Он с яростью посмотрел на меня, снова занеся кулак, но я по-прежнему беспомощно лежал на палубе. Он уронил кулак и плюнул, и повернул прочь. Тогда я разглядел его по-настоящему, увидел опустошение за его яростью. Он будет идти намеченным курсом, понял я, и, если понадобится, разрушит все на своем пути. И в то мгновение мне было плевать. «Ну и катись к черту», – подумал я.

* * *

Корабельная работа никогда не кончалась. Она была предназначена для мужчин, которые сами были такими же прочными, крепко сбитыми и мозолистыми, как канаты. Нежная кожа не вынесла бы всего этого натягивания и стягивания, развязывания и завязывания узлами корабельных канатов, особенно смоченных соленой водой. Мозоли нужно было нарастить, ободрав кожу до крови и на следующий день начав все сначала. Дни, проведенные в четырех стенах за созерцанием и корпением над книгами, сделали меня малопригодным для всего этого, а Лондон уже заразил мои легкие. Я хрипел, кашлял и двигался как старик, особенно ночью, на холоде или в дыму. Я надеялся, что через какое-то время в открытом море легкие очистятся, и я окрепну. Возможно, так и произошло. Первые недели пути закалили меня, хотя суставы мои опухли и постоянно ныли. Увидев, что у меня нет мускулов для работы с канатами и парусами, команда стала поручать мне самые низменные задания, требующие самой малой физической силы. В моем ведении находились помойные ведра и бесконечная уборка. Я был рабом повара: возил продукты, чистил и срезал гниль с солонины или сухарей. Когда еда приходилась команде не по вкусу, они вымещали это на мне, потому что никто не отваживался бросить вызов повару. Они вдоволь глумились надо мной, но всегда в пределах разумного, потому что у капитана везде были уши, а он работал на Ангуса, и я был под его протекцией. Жаловаться мне было не на что, потому что, будь я одним из матросов, я бы тоже себя высмеивал.

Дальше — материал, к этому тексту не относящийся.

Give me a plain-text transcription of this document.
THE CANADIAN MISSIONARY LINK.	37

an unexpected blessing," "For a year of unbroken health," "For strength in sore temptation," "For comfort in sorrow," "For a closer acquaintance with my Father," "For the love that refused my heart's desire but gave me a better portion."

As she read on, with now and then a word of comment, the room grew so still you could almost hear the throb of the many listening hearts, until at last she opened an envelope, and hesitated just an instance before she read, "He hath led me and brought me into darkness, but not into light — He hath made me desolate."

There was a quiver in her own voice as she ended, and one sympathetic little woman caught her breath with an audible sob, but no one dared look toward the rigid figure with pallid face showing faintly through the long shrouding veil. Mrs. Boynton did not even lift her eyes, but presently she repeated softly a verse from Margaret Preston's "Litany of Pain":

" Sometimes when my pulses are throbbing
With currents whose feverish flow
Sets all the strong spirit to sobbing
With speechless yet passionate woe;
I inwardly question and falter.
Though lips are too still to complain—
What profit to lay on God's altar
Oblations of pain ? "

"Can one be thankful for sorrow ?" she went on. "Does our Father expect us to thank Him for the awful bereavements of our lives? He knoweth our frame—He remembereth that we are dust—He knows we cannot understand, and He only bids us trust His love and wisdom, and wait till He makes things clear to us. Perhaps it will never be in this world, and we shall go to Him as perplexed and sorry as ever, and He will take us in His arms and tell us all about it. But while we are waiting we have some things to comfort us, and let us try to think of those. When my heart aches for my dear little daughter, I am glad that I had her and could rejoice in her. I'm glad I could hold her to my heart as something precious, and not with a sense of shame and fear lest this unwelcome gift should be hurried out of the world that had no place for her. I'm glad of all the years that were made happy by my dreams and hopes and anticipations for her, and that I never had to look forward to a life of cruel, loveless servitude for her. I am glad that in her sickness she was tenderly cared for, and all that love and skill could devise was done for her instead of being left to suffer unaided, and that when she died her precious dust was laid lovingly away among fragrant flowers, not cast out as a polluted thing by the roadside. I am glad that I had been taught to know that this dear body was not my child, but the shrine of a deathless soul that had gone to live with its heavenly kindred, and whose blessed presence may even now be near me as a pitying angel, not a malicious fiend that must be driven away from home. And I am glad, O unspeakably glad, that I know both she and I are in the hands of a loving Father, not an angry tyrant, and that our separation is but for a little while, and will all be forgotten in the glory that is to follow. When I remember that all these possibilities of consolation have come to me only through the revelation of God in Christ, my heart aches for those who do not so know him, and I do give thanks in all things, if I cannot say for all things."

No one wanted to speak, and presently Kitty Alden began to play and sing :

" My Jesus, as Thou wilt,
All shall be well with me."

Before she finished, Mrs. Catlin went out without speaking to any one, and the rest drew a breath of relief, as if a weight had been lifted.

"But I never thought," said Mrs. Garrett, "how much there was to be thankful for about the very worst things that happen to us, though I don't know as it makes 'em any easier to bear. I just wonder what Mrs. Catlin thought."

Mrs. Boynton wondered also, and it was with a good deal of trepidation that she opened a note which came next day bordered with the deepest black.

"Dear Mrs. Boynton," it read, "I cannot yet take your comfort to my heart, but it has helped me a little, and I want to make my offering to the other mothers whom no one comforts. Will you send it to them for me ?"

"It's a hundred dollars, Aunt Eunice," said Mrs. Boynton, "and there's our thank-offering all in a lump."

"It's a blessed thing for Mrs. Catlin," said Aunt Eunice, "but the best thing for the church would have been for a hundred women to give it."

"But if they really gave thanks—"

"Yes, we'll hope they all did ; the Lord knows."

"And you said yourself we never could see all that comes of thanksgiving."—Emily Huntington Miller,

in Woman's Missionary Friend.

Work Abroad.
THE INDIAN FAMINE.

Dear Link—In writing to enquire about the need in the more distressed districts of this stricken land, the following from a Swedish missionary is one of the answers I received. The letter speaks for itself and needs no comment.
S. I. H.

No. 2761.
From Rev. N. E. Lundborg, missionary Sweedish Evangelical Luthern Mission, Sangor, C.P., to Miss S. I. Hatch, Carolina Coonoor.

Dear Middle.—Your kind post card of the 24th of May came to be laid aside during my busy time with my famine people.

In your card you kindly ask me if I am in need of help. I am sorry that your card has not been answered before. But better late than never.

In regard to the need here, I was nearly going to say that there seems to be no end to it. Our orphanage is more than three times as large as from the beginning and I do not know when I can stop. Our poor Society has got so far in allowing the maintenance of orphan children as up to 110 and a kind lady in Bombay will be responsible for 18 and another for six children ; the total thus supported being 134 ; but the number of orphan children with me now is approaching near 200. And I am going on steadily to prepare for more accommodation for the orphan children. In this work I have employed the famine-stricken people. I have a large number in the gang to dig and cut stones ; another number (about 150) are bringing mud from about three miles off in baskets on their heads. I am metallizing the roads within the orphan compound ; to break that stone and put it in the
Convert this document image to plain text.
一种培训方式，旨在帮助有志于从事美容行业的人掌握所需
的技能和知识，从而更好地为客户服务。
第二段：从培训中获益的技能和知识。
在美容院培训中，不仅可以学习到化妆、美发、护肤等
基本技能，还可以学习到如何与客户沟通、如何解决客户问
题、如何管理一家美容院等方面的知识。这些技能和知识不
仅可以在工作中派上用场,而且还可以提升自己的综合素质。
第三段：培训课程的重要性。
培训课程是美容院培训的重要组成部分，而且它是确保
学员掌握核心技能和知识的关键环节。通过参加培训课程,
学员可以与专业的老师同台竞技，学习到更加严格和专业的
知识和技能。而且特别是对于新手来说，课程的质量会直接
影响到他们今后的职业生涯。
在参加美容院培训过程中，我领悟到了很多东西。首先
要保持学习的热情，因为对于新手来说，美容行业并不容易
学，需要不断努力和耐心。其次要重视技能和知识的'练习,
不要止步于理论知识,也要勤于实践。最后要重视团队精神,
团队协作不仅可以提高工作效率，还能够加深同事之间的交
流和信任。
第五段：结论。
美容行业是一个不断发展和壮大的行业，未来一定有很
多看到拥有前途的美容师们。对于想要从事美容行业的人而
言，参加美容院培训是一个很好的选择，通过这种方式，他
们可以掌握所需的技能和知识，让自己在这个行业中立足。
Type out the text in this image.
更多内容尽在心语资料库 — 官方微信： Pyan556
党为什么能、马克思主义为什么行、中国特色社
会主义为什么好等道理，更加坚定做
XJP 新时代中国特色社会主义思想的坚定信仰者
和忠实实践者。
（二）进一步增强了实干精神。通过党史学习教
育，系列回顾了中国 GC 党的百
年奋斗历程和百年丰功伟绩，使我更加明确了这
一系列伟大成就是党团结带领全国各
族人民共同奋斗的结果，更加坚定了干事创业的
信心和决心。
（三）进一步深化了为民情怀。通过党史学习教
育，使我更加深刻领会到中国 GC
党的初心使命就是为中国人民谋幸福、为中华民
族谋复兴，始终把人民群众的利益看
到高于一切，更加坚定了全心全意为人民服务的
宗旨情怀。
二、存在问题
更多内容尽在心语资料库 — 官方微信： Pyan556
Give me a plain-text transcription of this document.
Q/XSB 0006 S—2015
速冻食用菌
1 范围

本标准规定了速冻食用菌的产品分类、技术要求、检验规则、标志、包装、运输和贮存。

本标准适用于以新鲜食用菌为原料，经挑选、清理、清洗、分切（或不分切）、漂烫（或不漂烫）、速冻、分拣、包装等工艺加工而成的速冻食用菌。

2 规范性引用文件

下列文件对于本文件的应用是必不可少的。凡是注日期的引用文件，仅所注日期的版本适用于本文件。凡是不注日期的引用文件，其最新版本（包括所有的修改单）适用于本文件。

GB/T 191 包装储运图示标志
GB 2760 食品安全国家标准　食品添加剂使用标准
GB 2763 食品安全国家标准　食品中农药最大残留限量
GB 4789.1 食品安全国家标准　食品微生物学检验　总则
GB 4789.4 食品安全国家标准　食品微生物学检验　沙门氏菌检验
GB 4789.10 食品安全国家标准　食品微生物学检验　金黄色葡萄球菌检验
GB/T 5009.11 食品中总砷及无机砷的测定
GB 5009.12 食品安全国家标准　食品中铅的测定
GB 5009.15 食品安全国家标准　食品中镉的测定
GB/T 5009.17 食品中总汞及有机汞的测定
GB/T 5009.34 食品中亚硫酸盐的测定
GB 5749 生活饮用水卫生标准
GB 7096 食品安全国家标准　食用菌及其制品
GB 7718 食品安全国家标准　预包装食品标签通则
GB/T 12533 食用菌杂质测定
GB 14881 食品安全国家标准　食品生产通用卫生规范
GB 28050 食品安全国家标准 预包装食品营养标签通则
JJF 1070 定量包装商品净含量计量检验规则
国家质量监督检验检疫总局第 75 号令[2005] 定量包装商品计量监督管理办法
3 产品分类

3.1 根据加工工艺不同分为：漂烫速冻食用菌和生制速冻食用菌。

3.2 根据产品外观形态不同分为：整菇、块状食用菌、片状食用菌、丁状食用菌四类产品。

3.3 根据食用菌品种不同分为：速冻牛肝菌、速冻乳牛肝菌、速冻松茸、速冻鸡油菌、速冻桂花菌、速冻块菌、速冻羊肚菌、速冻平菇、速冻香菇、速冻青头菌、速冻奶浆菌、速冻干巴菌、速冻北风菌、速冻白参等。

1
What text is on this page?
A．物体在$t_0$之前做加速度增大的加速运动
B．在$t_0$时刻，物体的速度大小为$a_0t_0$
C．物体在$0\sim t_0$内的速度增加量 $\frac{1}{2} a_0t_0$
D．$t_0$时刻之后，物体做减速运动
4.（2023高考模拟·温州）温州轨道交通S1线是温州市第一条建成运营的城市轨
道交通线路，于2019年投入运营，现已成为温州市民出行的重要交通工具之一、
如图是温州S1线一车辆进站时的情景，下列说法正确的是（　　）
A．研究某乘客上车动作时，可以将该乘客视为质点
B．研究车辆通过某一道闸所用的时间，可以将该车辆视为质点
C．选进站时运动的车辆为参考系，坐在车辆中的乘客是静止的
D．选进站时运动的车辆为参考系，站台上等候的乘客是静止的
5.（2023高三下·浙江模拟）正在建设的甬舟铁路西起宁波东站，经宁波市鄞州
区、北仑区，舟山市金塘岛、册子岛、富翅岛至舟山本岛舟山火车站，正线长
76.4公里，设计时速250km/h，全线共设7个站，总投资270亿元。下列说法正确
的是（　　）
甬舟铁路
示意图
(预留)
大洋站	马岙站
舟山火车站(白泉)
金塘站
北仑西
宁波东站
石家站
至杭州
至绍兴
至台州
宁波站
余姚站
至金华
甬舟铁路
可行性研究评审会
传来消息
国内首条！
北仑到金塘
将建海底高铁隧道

Билли совершенно не обращал на меня внимания. Его сила и навыки делали его одним из самых востребованных гардемаринов. Он почти не спал. При любой возможности он брал двойную вахту, а когда не работал, то ел и спал, не отвлекаясь на разговоры. Мы виделись каждый день, но все время притворялись, что это не так. Через несколько недель я пару раз попытался заговорить с ним, но он едва снизошел до того, чтобы заметить мое присутствие. Попытки вышли робкими, детскими.

– Билли, ты видел утром, как стая скатов прыгала по правому борту?

– Хеми, да оставь ты меня в покое, мне не интересны твои наблюдения, и я тебе не друг. Когда ты вобьешь это себе в голову? Между нами все кончено.

– Но мне от тебя ничего не нужно. Я только хочу…

– Я знаю, чего ты хочешь, Хеми. И я сейчас не питаю любви ни к одному мужчине. Держись от меня подальше. Я ни на что путное не годен. Как и любой другой из здесь собравшихся. И возможно, ты – больше, чем кто бы то ни было. Все, что у меня есть, – это работа, в которой можно забыться. Рекомендую подумать о том же.

Он был прав. Я был ни на что не годен. Мне не следовало наниматься на этот корабль, но я думал, что если последую за ним сюда, подальше от мрачного города и всего, что случилось, то смогу возродить дружбу с ним. Мы могли бы стать товарищами, товарищами по боли. Но я был недостоин вины, которую Билли лелеял в своем сердце. И он знал, что наблюдать за ним и не иметь позволения предложить свое утешение или получить его самому было для меня наказанием.

* * *

Корабль – это отдельный остров со своими правилами. В свое первое путешествие мне было так плохо, что я обращал на них мало внимания и прятался за юбками Художника. На «Перпетуе» подобной защиты у меня не было. Я уклонялся от этого сколько мог, пока не назрела необходимость проявить себя хорошим человеком, хотя у меня не хватило духу выделывать смешные фортели и остроумничать. Вместо этого я обратился к своим цветным братьям, тем, к кому, как и ко мне, относились с некоторым подозрением из-за одного их внешнего вида и звука их речи. Будь ты черным или коричневым, индийцем или выходцем с Востока, людям с темной кожей приходится больше стараться, чтобы произвести правильное впечатление, поэтому мы все частенько оказывались на грани неприятностей. Это уводило меня еще дальше от Билли, но для меня много значило находиться в компании тех, кто знал, что было по другую сторону той невидимой стены, которую англичанам нравится вокруг себя возводить. Мы были притоками одной реки, сиротами одной и той же Империи. Близнецы Набарун и Набенду из Индии – никто не мог управляться с такелажем лучше них. Джонатан, который называл себя индейцем: мать его была креолкой, а бабка – коренной американкой. Этот парень мог петь на четырех языках и говорить на трех. И конечно же, Сонг, наш кок, тщедушный человечек со свирепым нравом. Он называл меня своим Шаози – Ложкой, – потому что это ему я подчинялся.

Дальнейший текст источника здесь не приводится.